夜の飛行機に乗るのは初めてだった。

だから、機内のライトが消されることに凄く驚いた。おかげで暗闇の中に浮かび上がるいくつもの光が綺麗だった。
1週間も同じメンバーで、同じ場所(異国)でっていうことが今まで無かったから、離陸時にゆっくり確実に離れていく滑走路のライトを見て自然と涙が出てきた。涙腺がガバなのはわかってたけど、ここまでか?

この1週間は自分にとって部活にとって必要なものであったと思う。

先輩に言われた「部活という枠組みの中でどう演劇と向き合っていくのが自分にとって一番いいのかも考えて欲しい」という言葉、一生かけても答えは出ないだろうなって思うし、いやあと2年の間に答え出さないといけないんだけど…。ただ、「楽しいから」だけではいけないなとやっと自覚した。先輩に付いて行くのは楽だし楽しいけど、いつまでもそのままでいいわけではないよな。何を自分はするべきか?とりあえずファーストインパクトだ。

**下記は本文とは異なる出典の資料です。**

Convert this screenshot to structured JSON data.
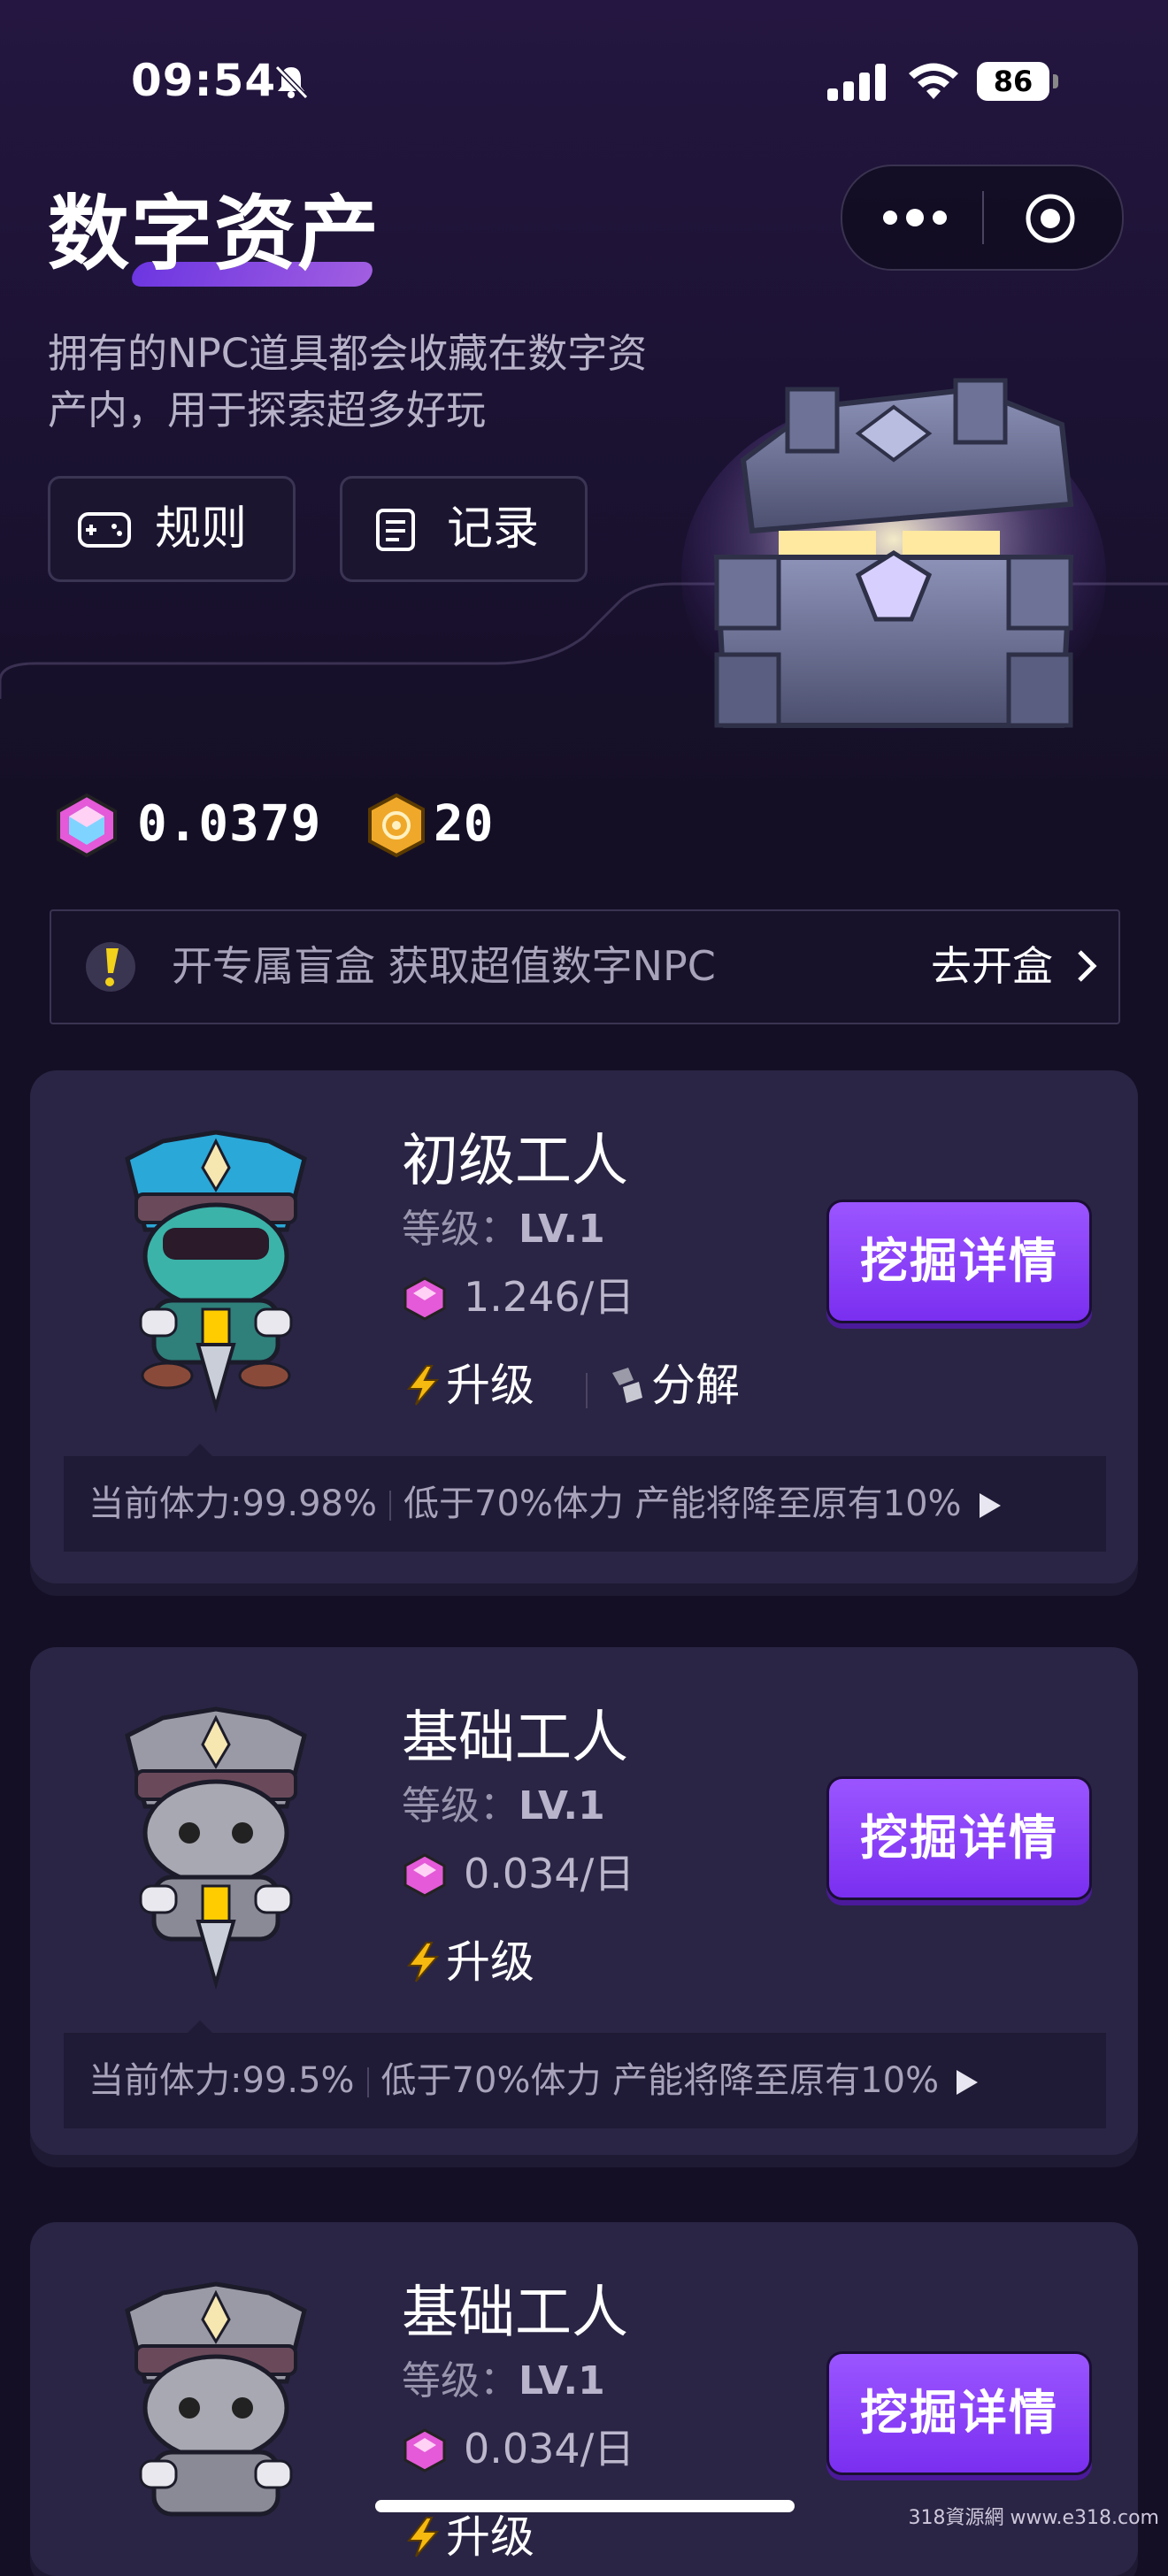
{
  "status_bar": {
    "time": "09:54",
    "battery": "86"
  },
  "header": {
    "title": "数字资产",
    "description": "拥有的NPC道具都会收藏在数字资产内，用于探索超多好玩",
    "rules_label": "规则",
    "records_label": "记录"
  },
  "balances": {
    "gem": "0.0379",
    "coin": "20"
  },
  "notice": {
    "text": "开专属盲盒 获取超值数字NPC",
    "link": "去开盒"
  },
  "cards": [
    {
      "name": "初级工人",
      "level_label": "等级：",
      "level": "LV.1",
      "rate": "1.246/日",
      "upgrade": "升级",
      "disassemble": "分解",
      "button": "挖掘详情",
      "stamina": "当前体力:99.98%",
      "note": "低于70%体力 产能将降至原有10%",
      "hat_color": "#2aa8d8"
    },
    {
      "name": "基础工人",
      "level_label": "等级：",
      "level": "LV.1",
      "rate": "0.034/日",
      "upgrade": "升级",
      "button": "挖掘详情",
      "stamina": "当前体力:99.5%",
      "note": "低于70%体力 产能将降至原有10%",
      "hat_color": "#9a9aa6"
    },
    {
      "name": "基础工人",
      "level_label": "等级：",
      "level": "LV.1",
      "rate": "0.034/日",
      "upgrade": "升级",
      "button": "挖掘详情",
      "hat_color": "#9a9aa6"
    }
  ],
  "watermark": "318資源網 www.e318.com",
  "colors": {
    "accent": "#8a3fff",
    "background": "#150f26",
    "card": "#2a2544"
  }
}
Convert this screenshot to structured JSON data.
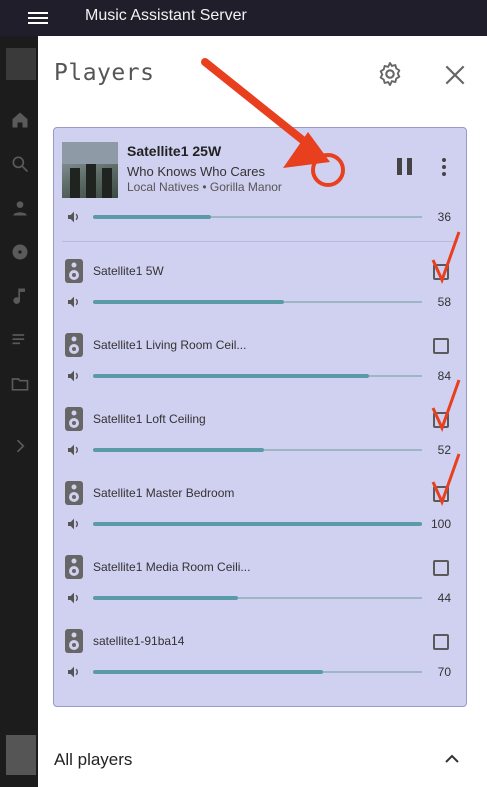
{
  "app": {
    "title": "Music Assistant Server"
  },
  "panel": {
    "title": "Players"
  },
  "now_playing": {
    "player_name": "Satellite1 25W",
    "track": "Who Knows Who Cares",
    "artist_album": "Local Natives • Gorilla Manor",
    "volume": 36
  },
  "players": [
    {
      "name": "Satellite1 5W",
      "volume": 58,
      "checked": false
    },
    {
      "name": "Satellite1 Living Room Ceil...",
      "volume": 84,
      "checked": false
    },
    {
      "name": "Satellite1 Loft Ceiling",
      "volume": 52,
      "checked": false
    },
    {
      "name": "Satellite1 Master Bedroom",
      "volume": 100,
      "checked": false
    },
    {
      "name": "Satellite1 Media Room Ceili...",
      "volume": 44,
      "checked": false
    },
    {
      "name": "satellite1-91ba14",
      "volume": 70,
      "checked": false
    }
  ],
  "all_players": {
    "label": "All players"
  },
  "colors": {
    "group_bg": "#d0d0f0",
    "slider_fill": "#5b9ba8",
    "annotation": "#e8401f"
  }
}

そして今回の全国大会。とある審査員の「この人(役)はホモセクシャルなんですか?それともトランスジェンダーなんですか?」という質問に私は答えられなかった(私は回答者では無いけど)。そうしたらそのまま「審査員満場一致でドン引きしてたよ。ゲイの人がヘテロの男に対してセクハラを行ったり、オネエ言葉を使うと思ってるの?それはステレオタイプっていう差別だよ。もっとジェンダーについて勉強して知識を蓄えて理解を深めてから取り扱うようにしなきゃ」と言われた。たしかにその通りだ。

でも、

私はそこでここに居る審査員は全員、人間を「性別」というとても狭い観点でしか見てないんだなと感じた。今では性別は何十種類あると言われてるけど、私はそんなことないと思ってる。もっともっともっと沢山性別はあるし、逆に「性別」なんてものはもうこの世に無いと思ってる。
性自認と性嗜好と性癖は違う。でもこれは全て個性だし、人それぞれだと思う。72億通りあると考えている。人は何故カテゴライズしたがるのか?(原文だとここに、その審査員の性別を決めつけて、その性別と個人をいっしょくたにして否定する表現が入ってた。それって審査員と、社会と結局同じじゃないか)
「俺たちはちゃんとあなたたちのことわかってますよ、そうそう、この間LGBTについて何一つ知らないであろう大学生の作品を見てドン引きしちゃいましたよ。なにもわかってなくて」とか言い出すんだろう。きもちわるい。わかってるふりしてきもちよくなってんじゃねえよ。古臭い。友人の「一番口煩く首を突っ込んでくるのは当事者周りの人間だ」という言葉に納得してしまった。もうほっといてくれ。

でも、知識が無いのは経験が無いのは技術が無いのは確かだ。悔しいからもっと知識を蓄えよう、たくさん本を読もう、たくさん演劇を観よう、たくさん人と関わり合おう。そう思いました。はい。スマホ閉じようね。

そんなことを1人で考え始めていると
「この飛行機は1時間20分で新千歳空港に到着する予定です」という客室乗務員さんのアナウンス。
あれ?そんなに早く着くっけ?
「長いと思ってたこの旅も、終わってしまったらあっという間だった」
ふと飛行機の中で、先輩のこの言葉を勝手に反芻しては、ほんとうにその通りだと思った。

それっぽい言葉を並べてるだけで中身は何にも、本当に何にも無いなと、日記を書いても感想文を書いてもラブレターを書いてもそう思う。そう、西尾維新の文体が好きです。オタクなので。
あと、私は他人からだめな部分を指摘されるのが本当に苦手で、自分で先手を打って言い訳してしまう癖を直したいです。今みたいな感じのやつ。

面倒くさいことは嫌いだけど、面倒くさいことをごちゃごちゃと考えるのは好きなので、夜の飛行機に乗るのも悪くはないなと思った。
誰かほんとにこういうことばっか話す会しようよ。

いろいろ書いたけど、とりあえず家で一日中寝ることしか決まってないし、「幻によろしく」は全てが幻覚だったんじゃないかと思うくらい幸せな日々を与えてくれた作品だということくらいしかわかってない。もう一回キメて記憶をリセットして新鮮な恋しちゃおっかな〜。
つまり何が言いたいかというと、フォーエバーラブ三年生という気持ち。